Günümüzde şehre girerken geçeceğiniz ‘üç gözlü kapı’, çok eski olmasa da şehrin en önemli yapıtlarından biri olup, şehre ilk girdiğinizde karşınıza çıkacak olan devasa büyüklükteki heykel de en az şehrin kapısı kadar eski ve önemlidir. Bu heykel Kırgızistan’ın bağımsızlığını simgelediği için oldukça önemlidir. Hatta bir efsaneye göre bu heykelin yanında fotoğraf çektiren evli çiftlerin evliliklerinin daimî ve güçlü bir şekilde sürdüğüne inanılır.
Şehre üniversite açıldıktan sonra şehir öğrenci şehri ünvanını alsa da Celalabad’ın ekonomik kaynağını tarım ve hayvancılık oluşturmaktadır. Eskiden ekonominin yarısından fazlasını ipek üretimi oluşturmasına rağmen, ipek günümüzde yavaşça kaybolmuş ve yerini pamuğa, mısıra ve cevize bırakmıştır. Cevizleri ile ünlü olmasının altında yatan köklü ceviz ağaçları sayesinde şehir, mobilya konusunda oldukça gelişmiştir. Ayrıca dağlık coğrafi özellikleri sayesinde kaplıcaları, mineralli suları ve sanatoryumu ile ekonomiye oldukça katkı sağlayan şehir, bölgede bulunan bazı kaynaklardan çıkan suların şişelenmesi sayesinde yurtdışında da oldukça bilinmektedir. Şehirdeki en önemli turistik yer olan Hzr. Eyüp Peygamber kaynağı ise bütün deri ve mide hastalıklarını iyileştirdiğine inanıldığı için tüm dünyadan her yıl milyonlarda ziyaretçi almaktadır. Ayrıca bu şehirde çok sayıda maden ocağı ve hidroelektrik santral bulunduğu için nehir üzerine kurulu barajlarda üretilen elektrik hem şehrin hem de ülkenin ihtiyacını büyük ölçüde karşılamaktadır.

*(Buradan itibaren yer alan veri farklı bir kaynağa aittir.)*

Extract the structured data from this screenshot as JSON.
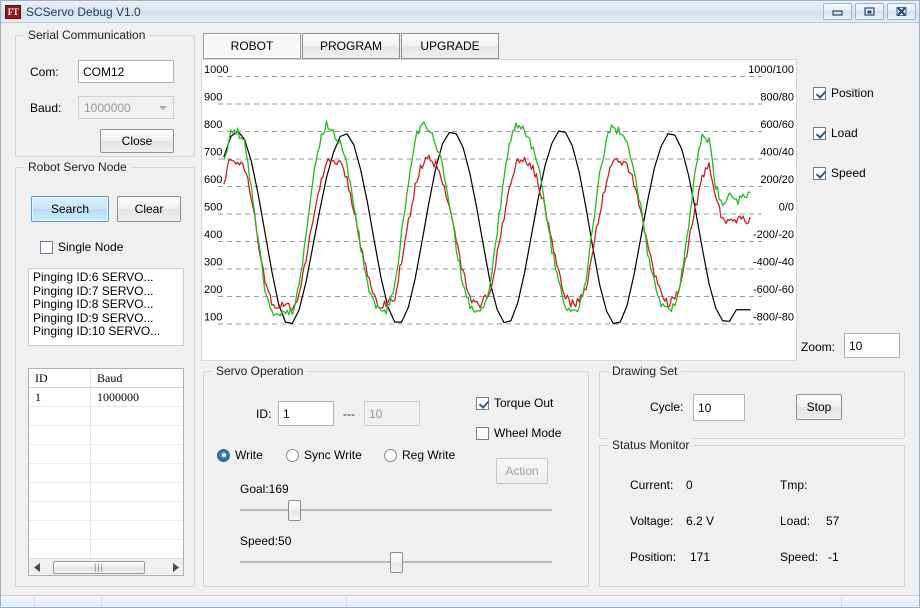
{
  "window": {
    "title": "SCServo Debug V1.0",
    "icon": "FT",
    "buttons": {
      "minimize": "minimize-icon",
      "maximize": "maximize-icon",
      "close": "close-icon"
    }
  },
  "serial": {
    "legend": "Serial Communication",
    "com_label": "Com:",
    "com_value": "COM12",
    "baud_label": "Baud:",
    "baud_value": "1000000",
    "close_button": "Close"
  },
  "node": {
    "legend": "Robot Servo Node",
    "search_button": "Search",
    "clear_button": "Clear",
    "single_node_label": "Single Node",
    "single_node_checked": false,
    "log": [
      "Pinging ID:6 SERVO...",
      "Pinging ID:7 SERVO...",
      "Pinging ID:8 SERVO...",
      "Pinging ID:9 SERVO...",
      "Pinging ID:10 SERVO..."
    ],
    "table": {
      "columns": [
        "ID",
        "Baud"
      ],
      "rows": [
        [
          "1",
          "1000000"
        ]
      ],
      "empty_rows": 9
    }
  },
  "tabs": [
    {
      "label": "ROBOT",
      "active": true
    },
    {
      "label": "PROGRAM",
      "active": false
    },
    {
      "label": "UPGRADE",
      "active": false
    }
  ],
  "chart_controls": {
    "checkboxes": [
      {
        "label": "Position",
        "checked": true,
        "color": "#000000"
      },
      {
        "label": "Load",
        "checked": true,
        "color": "#cc2222"
      },
      {
        "label": "Speed",
        "checked": true,
        "color": "#22bb22"
      }
    ],
    "zoom_label": "Zoom:",
    "zoom_value": "10"
  },
  "servo_operation": {
    "legend": "Servo Operation",
    "id_label": "ID:",
    "id_value": "1",
    "id_separator": "---",
    "id_end_value": "10",
    "torque_out_label": "Torque Out",
    "torque_out_checked": true,
    "wheel_mode_label": "Wheel Mode",
    "wheel_mode_checked": false,
    "modes": [
      {
        "label": "Write",
        "selected": true
      },
      {
        "label": "Sync Write",
        "selected": false
      },
      {
        "label": "Reg Write",
        "selected": false
      }
    ],
    "action_button": "Action",
    "goal_label": "Goal:169",
    "goal_percent": 16,
    "speed_label": "Speed:50",
    "speed_percent": 50
  },
  "drawing_set": {
    "legend": "Drawing Set",
    "cycle_label": "Cycle:",
    "cycle_value": "10",
    "stop_button": "Stop"
  },
  "status_monitor": {
    "legend": "Status Monitor",
    "items": [
      {
        "label": "Current:",
        "value": "0"
      },
      {
        "label": "Tmp:",
        "value": ""
      },
      {
        "label": "Voltage:",
        "value": "6.2 V"
      },
      {
        "label": "Load:",
        "value": "57"
      },
      {
        "label": "Position:",
        "value": "171"
      },
      {
        "label": "Speed:",
        "value": "-1"
      }
    ]
  },
  "chart_data": {
    "type": "line",
    "title": "",
    "xlabel": "",
    "ylabel": "",
    "grid": true,
    "legend_position": "right-external",
    "y_axis_left": {
      "ticks": [
        1000,
        900,
        800,
        700,
        600,
        500,
        400,
        300,
        200,
        100
      ],
      "ylim": [
        55,
        1040
      ]
    },
    "y_axis_right": {
      "ticks": [
        "1000/100",
        "800/80",
        "600/60",
        "400/40",
        "200/20",
        "0/0",
        "-200/-20",
        "-400/-40",
        "-600/-60",
        "-800/-80"
      ],
      "ylim": [
        -900,
        1100
      ]
    },
    "series": [
      {
        "name": "Position",
        "color": "#000000",
        "axis": "left",
        "description": "smooth sinusoidal sweep, 6.5 cycles, range 100-800",
        "values": [
          707,
          780,
          800,
          770,
          690,
          570,
          430,
          290,
          170,
          105,
          100,
          150,
          250,
          380,
          510,
          630,
          720,
          780,
          790,
          750,
          660,
          540,
          400,
          265,
          160,
          105,
          105,
          160,
          265,
          400,
          540,
          665,
          755,
          795,
          790,
          740,
          645,
          520,
          380,
          245,
          150,
          103,
          110,
          175,
          285,
          420,
          555,
          675,
          755,
          800,
          795,
          745,
          650,
          520,
          375,
          240,
          145,
          100,
          105,
          165,
          275,
          410,
          545,
          665,
          745,
          790,
          785,
          735,
          640,
          515,
          375,
          245,
          155,
          110,
          108,
          150,
          150,
          150
        ]
      },
      {
        "name": "Load",
        "color": "#cc2222",
        "axis": "right",
        "description": "noisy square-ish wave alternating roughly between +450 and -550",
        "values": [
          620,
          700,
          690,
          660,
          560,
          400,
          250,
          170,
          155,
          170,
          160,
          200,
          330,
          480,
          600,
          690,
          700,
          680,
          620,
          520,
          390,
          280,
          195,
          165,
          175,
          200,
          330,
          470,
          600,
          680,
          700,
          680,
          620,
          520,
          400,
          285,
          200,
          165,
          180,
          215,
          350,
          490,
          610,
          690,
          700,
          675,
          615,
          515,
          390,
          280,
          200,
          170,
          180,
          230,
          370,
          500,
          620,
          690,
          700,
          670,
          610,
          505,
          385,
          275,
          200,
          168,
          185,
          250,
          390,
          520,
          630,
          690,
          560,
          470,
          470,
          480,
          475,
          480
        ]
      },
      {
        "name": "Speed",
        "color": "#22bb22",
        "axis": "right",
        "description": "noisy square wave with higher amplitude, alternating roughly between +620 and -650",
        "values": [
          700,
          790,
          800,
          750,
          600,
          400,
          230,
          150,
          130,
          150,
          140,
          230,
          420,
          610,
          760,
          820,
          800,
          760,
          680,
          540,
          380,
          250,
          165,
          135,
          155,
          230,
          430,
          620,
          770,
          825,
          800,
          755,
          675,
          535,
          375,
          245,
          165,
          140,
          160,
          245,
          440,
          630,
          775,
          825,
          795,
          750,
          670,
          530,
          370,
          250,
          170,
          140,
          165,
          260,
          450,
          640,
          780,
          820,
          790,
          745,
          665,
          525,
          365,
          245,
          168,
          145,
          175,
          275,
          460,
          650,
          785,
          760,
          600,
          520,
          560,
          540,
          555,
          575
        ]
      }
    ]
  }
}
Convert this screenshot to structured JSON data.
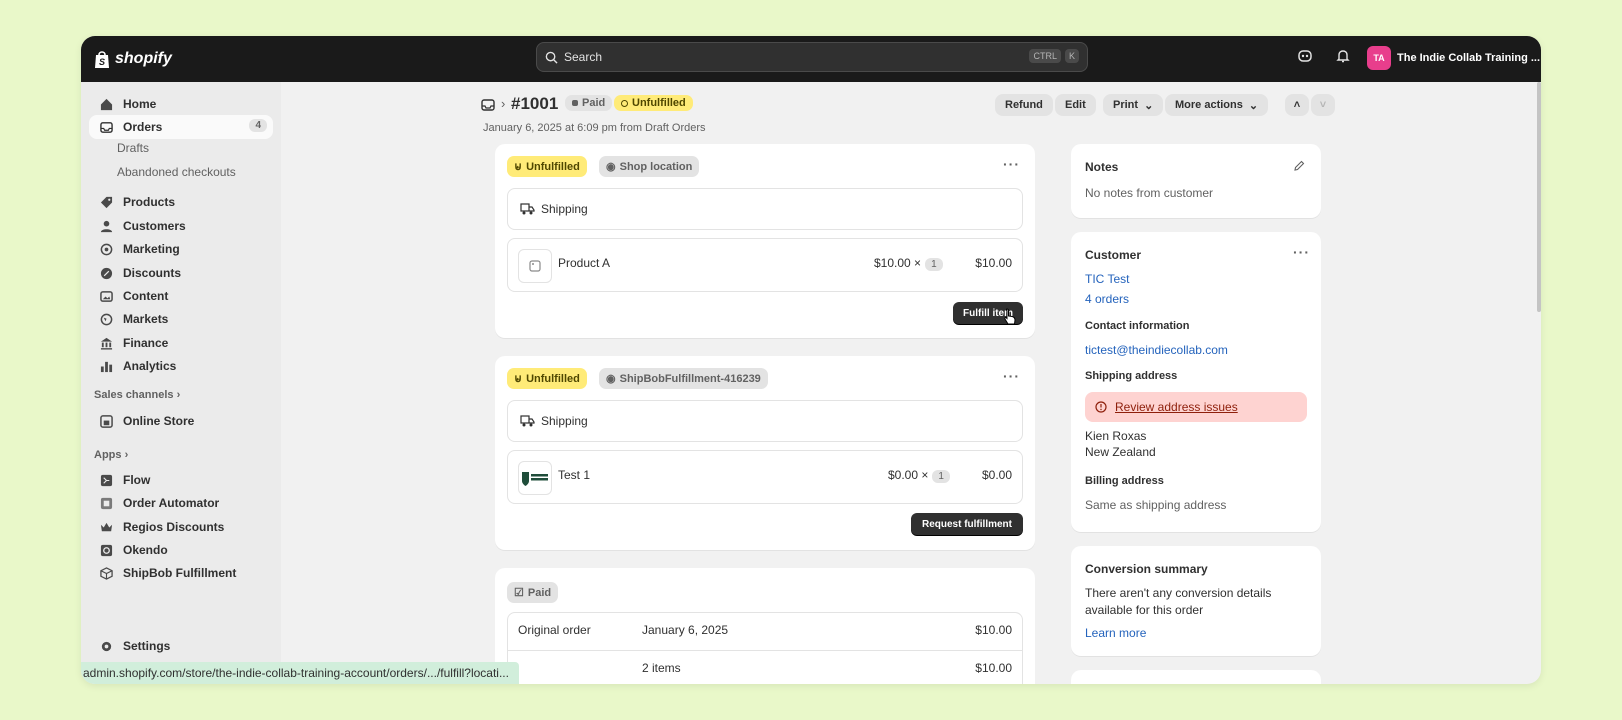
{
  "topbar": {
    "logo_text": "shopify",
    "search_placeholder": "Search",
    "kbd_ctrl": "CTRL",
    "kbd_k": "K",
    "avatar_initials": "TA",
    "store_name": "The Indie Collab Training ..."
  },
  "sidebar": {
    "home": "Home",
    "orders": "Orders",
    "orders_count": "4",
    "drafts": "Drafts",
    "abandoned": "Abandoned checkouts",
    "products": "Products",
    "customers": "Customers",
    "marketing": "Marketing",
    "discounts": "Discounts",
    "content": "Content",
    "markets": "Markets",
    "finance": "Finance",
    "analytics": "Analytics",
    "sales_channels": "Sales channels",
    "online_store": "Online Store",
    "apps": "Apps",
    "flow": "Flow",
    "order_automator": "Order Automator",
    "regios": "Regios Discounts",
    "okendo": "Okendo",
    "shipbob": "ShipBob Fulfillment",
    "settings": "Settings"
  },
  "status_url": "admin.shopify.com/store/the-indie-collab-training-account/orders/.../fulfill?locati...",
  "header": {
    "order_number": "#1001",
    "paid_badge": "Paid",
    "unfulfilled_badge": "Unfulfilled",
    "subtitle": "January 6, 2025 at 6:09 pm from Draft Orders",
    "refund": "Refund",
    "edit": "Edit",
    "print": "Print",
    "more_actions": "More actions"
  },
  "fulfillment1": {
    "status": "Unfulfilled",
    "location": "Shop location",
    "shipping": "Shipping",
    "product": "Product A",
    "price": "$10.00",
    "times": "×",
    "qty": "1",
    "total": "$10.00",
    "button": "Fulfill item"
  },
  "fulfillment2": {
    "status": "Unfulfilled",
    "location": "ShipBobFulfillment-416239",
    "shipping": "Shipping",
    "product": "Test 1",
    "price": "$0.00",
    "times": "×",
    "qty": "1",
    "total": "$0.00",
    "button": "Request fulfillment"
  },
  "payment": {
    "status": "Paid",
    "row1_label": "Original order",
    "row1_mid": "January 6, 2025",
    "row1_value": "$10.00",
    "row2_mid": "2 items",
    "row2_value": "$10.00"
  },
  "notes": {
    "title": "Notes",
    "text": "No notes from customer"
  },
  "customer": {
    "title": "Customer",
    "name": "TIC Test",
    "orders": "4 orders",
    "contact_title": "Contact information",
    "email": "tictest@theindiecollab.com",
    "shipping_title": "Shipping address",
    "review": "Review address issues",
    "addr1": "Kien Roxas",
    "addr2": "New Zealand",
    "billing_title": "Billing address",
    "billing_text": "Same as shipping address"
  },
  "conversion": {
    "title": "Conversion summary",
    "text1": "There aren't any conversion details",
    "text2": "available for this order",
    "learn": "Learn more"
  }
}
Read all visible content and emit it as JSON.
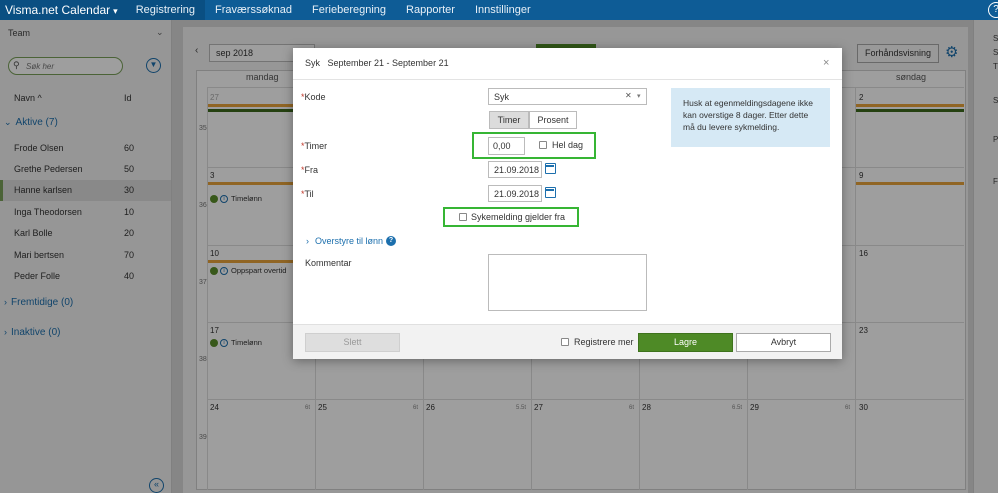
{
  "topnav": {
    "brand": "Visma.net Calendar",
    "items": [
      "Registrering",
      "Fraværssøknad",
      "Ferieberegning",
      "Rapporter",
      "Innstillinger"
    ],
    "help": "?"
  },
  "sidebar": {
    "team_label": "Team",
    "search_placeholder": "Søk her",
    "col_name": "Navn ^",
    "col_id": "Id",
    "groups": {
      "active": "Aktive (7)",
      "future": "Fremtidige (0)",
      "inactive": "Inaktive (0)"
    },
    "employees": [
      {
        "name": "Frode Olsen",
        "id": "60"
      },
      {
        "name": "Grethe Pedersen",
        "id": "50"
      },
      {
        "name": "Hanne karlsen",
        "id": "30"
      },
      {
        "name": "Inga Theodorsen",
        "id": "10"
      },
      {
        "name": "Karl Bolle",
        "id": "20"
      },
      {
        "name": "Mari bertsen",
        "id": "70"
      },
      {
        "name": "Peder Folle",
        "id": "40"
      }
    ]
  },
  "calendar": {
    "month": "sep 2018",
    "preview_label": "Forhåndsvisning",
    "days": [
      "mandag",
      "søndag"
    ],
    "weeks": [
      "35",
      "36",
      "37",
      "38",
      "39"
    ],
    "dates": {
      "w35_mon": "27",
      "w35_sun": "2",
      "w36_mon": "3",
      "w36_sun": "9",
      "w37_mon": "10",
      "w37_sun": "16",
      "w38_mon": "17",
      "w38_sun": "23",
      "w39": [
        "24",
        "25",
        "26",
        "27",
        "28",
        "29",
        "30"
      ]
    },
    "events": {
      "w36": "Timelønn",
      "w37": "Oppspart overtid",
      "w38": "Timelønn"
    },
    "hours": [
      "6t",
      "6t",
      "5.5t",
      "6t",
      "6.5t",
      "6t"
    ]
  },
  "right_panel": {
    "letters": [
      "S",
      "S",
      "T",
      "S",
      "P",
      "F"
    ]
  },
  "colors": {
    "nav": "#0e5c96",
    "accent_green": "#4e8a26",
    "orange": "#e8a43a",
    "dark_green": "#3d6a1c"
  },
  "modal": {
    "title": "Syk   September 21 - September 21",
    "close": "×",
    "labels": {
      "kode": "Kode",
      "timer": "Timer",
      "fra": "Fra",
      "til": "Til",
      "kommentar": "Kommentar"
    },
    "kode_value": "Syk",
    "toggle": {
      "timer": "Timer",
      "prosent": "Prosent"
    },
    "timer_value": "0,00",
    "hel_dag": "Hel dag",
    "fra_value": "21.09.2018",
    "til_value": "21.09.2018",
    "sykemelding": "Sykemelding gjelder fra",
    "overstyre": "Overstyre til lønn",
    "info": "Husk at egenmeldingsdagene ikke kan overstige 8 dager. Etter dette må du levere sykmelding.",
    "footer": {
      "slett": "Slett",
      "registrere_mer": "Registrere mer",
      "lagre": "Lagre",
      "avbryt": "Avbryt"
    }
  }
}
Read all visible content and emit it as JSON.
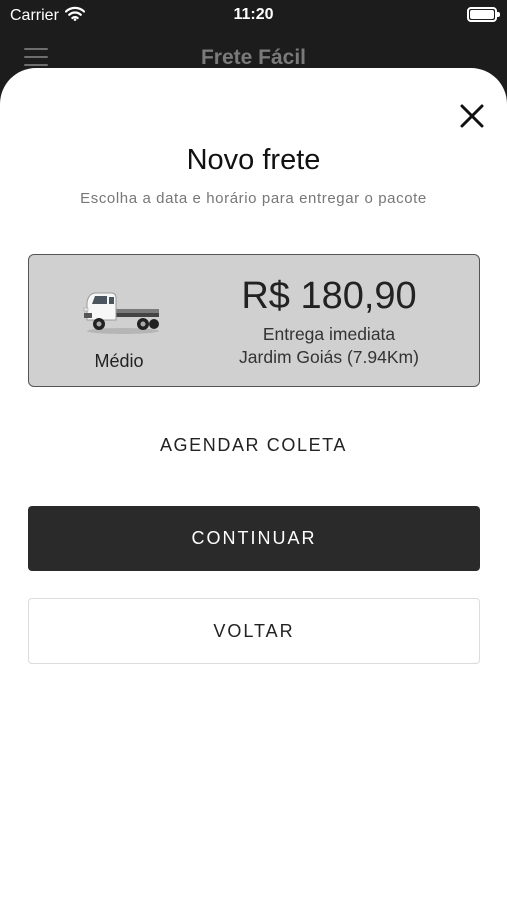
{
  "status_bar": {
    "carrier": "Carrier",
    "time": "11:20",
    "icons": [
      "wifi-icon",
      "battery-icon"
    ]
  },
  "header": {
    "title": "Frete Fácil",
    "menu_icon": "menu-icon"
  },
  "sheet": {
    "close_icon": "close-icon",
    "title": "Novo frete",
    "subtitle": "Escolha a data e horário para entregar o pacote",
    "vehicle_card": {
      "vehicle_icon": "truck-icon",
      "vehicle_size": "Médio",
      "price": "R$ 180,90",
      "delivery_type": "Entrega imediata",
      "destination": "Jardim Goiás (7.94Km)"
    },
    "schedule_label": "AGENDAR COLETA",
    "continue_label": "CONTINUAR",
    "back_label": "VOLTAR"
  },
  "colors": {
    "background_dark": "#1c1c1c",
    "sheet": "#ffffff",
    "card_bg": "#d0d0d0",
    "primary_button": "#2a2a2a"
  }
}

Karasal iklimin etkileri özellikler dağlık bölgelerde daha fazla hissedildiği için şehirde yerleşim daha çok alçak kalan bölgelerde yapılmaktadır. Ayrıca, şehrin dağlık bir bölgede konumlanması da şehre ayrıca dağ gölleri ve vadiler gibi doğa güzellikleri katmış ve şehri dağ yürüyüşleri ve tırmanışları için oldukça elverişli hale getirmiştir. Temmuz, Ağustos,Eylül ve Ekim ayları her ne kadar bu şehir için en ideal zamanlar gibi gözükse de Haziran ve Temmuz ayları özellikle Trekking severler için oldukça uygun aylardandır.
Ayrıca, Celalabad şehri kendi bünyesinde çok fazla festival barındırmasa da yakın çevrede ziyaretçilerini memnun edebilecek, oldukça fazla etnik festivaller düzenlenmektedir. Neredeyse bütün festivallerinin konusu tarih ve yemek üzerine olan bu ülkede en çok Temmuz ayında kutlamalar yapılmaktadır. Hem şehri gezerken hem de ülkenin tarihine tanıklık etmek isteyenler için Temmuz ayında yapılan festivaller kesinlikle görülmeye değer olacaktır.
Bu şehirdeki yöresel tatlar ise tamamen coğrafi özellikleri ile şekillenmiştir. Dağlık yapısı ve karasal iklimi sayesinde tarım ve hayvancılığın oldukça geliştiği bu şehre gittiğinizde, tahıl ürünlerinden yapılan yemekler, etler ve hayvanların sütünden yapılan en meşhur içkileri olan Kımızı tadabilirsiniz. Çok az hammadde ile çok fazla çeşitli yemek çıkaran bu Kırgız halkı, yöresel yemekleri ile de tarihi bir serüveni anlatır.